Chromosomal aberrations induced in healthy cells by cfCh released from dying cancer cells. NIH3T3 mouse fibroblast cells were grown in conditioned medium of irradiated (10 Gy) MDA-MB-321 human breast cancer cells for 96 h. Cell culture was continued in fresh medium and karyotype analysis was performed at the 10th passage. (A,B) wagon-wheel representation of chromosomal aberrations in control and conditioned medium treated NIH3T3 cells, respectively. Fifteen metaphases were analyzed in each case and average percentage values are given in the figures. (C) depiction of various chromosomal abnormalities. Reproduced from [84].

Figure 11

Co-localization of γH2AX and NFκB fluorescent signals in vital organs of mice following intravenous injection of Adriamycin treated dying B16-F10 cells.
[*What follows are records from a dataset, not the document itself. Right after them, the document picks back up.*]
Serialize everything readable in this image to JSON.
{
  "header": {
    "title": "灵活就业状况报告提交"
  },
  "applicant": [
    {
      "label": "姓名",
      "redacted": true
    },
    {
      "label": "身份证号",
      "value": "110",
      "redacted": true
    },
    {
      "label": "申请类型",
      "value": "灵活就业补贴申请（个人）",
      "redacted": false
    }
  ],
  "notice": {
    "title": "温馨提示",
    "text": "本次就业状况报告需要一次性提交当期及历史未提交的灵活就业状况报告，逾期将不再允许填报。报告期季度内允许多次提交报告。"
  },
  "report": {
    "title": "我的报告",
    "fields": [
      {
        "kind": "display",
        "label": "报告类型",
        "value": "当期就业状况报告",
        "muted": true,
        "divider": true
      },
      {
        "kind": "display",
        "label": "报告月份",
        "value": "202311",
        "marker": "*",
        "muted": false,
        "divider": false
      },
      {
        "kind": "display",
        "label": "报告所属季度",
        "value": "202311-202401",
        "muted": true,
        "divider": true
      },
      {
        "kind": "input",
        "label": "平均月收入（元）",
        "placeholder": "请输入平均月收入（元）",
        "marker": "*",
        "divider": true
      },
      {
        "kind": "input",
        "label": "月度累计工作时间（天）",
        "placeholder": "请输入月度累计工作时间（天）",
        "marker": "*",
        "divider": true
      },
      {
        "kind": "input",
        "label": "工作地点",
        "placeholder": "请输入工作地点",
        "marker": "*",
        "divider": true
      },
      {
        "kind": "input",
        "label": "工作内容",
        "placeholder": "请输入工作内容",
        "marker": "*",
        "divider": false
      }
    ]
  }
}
One hundred thousand cells were injected intravenously into mice and animals were killed after 72 h. The vital organs were removed and stained with antibodies against γH2AX and NFκB and examined by fluorescence microscopy. Magnification x40. Reproduced from [83].

Figure 12

Schematic representation of a proposed model to explain detection of co-localized fluorescent signals of γH2AX and NFκB. Reproduced with modification from [96].

Figure 13

Positive correlation between serum cfCh levels and inflammatory cytokines (IL-6 and TNF-α). The study included 140 healthy subjects aged 15–70 years. cfCh levels were measured using the Cell Death Detection ELISAPlus kit (Roche Applied Sciences, Mannheim, Germany). Results are expressed in arbitrary units (AU). IL-6 and TNF-α were measured using cytometric bead array assay kit (BD Biosciences, San Jose, CA, USA). Reproduced from [62].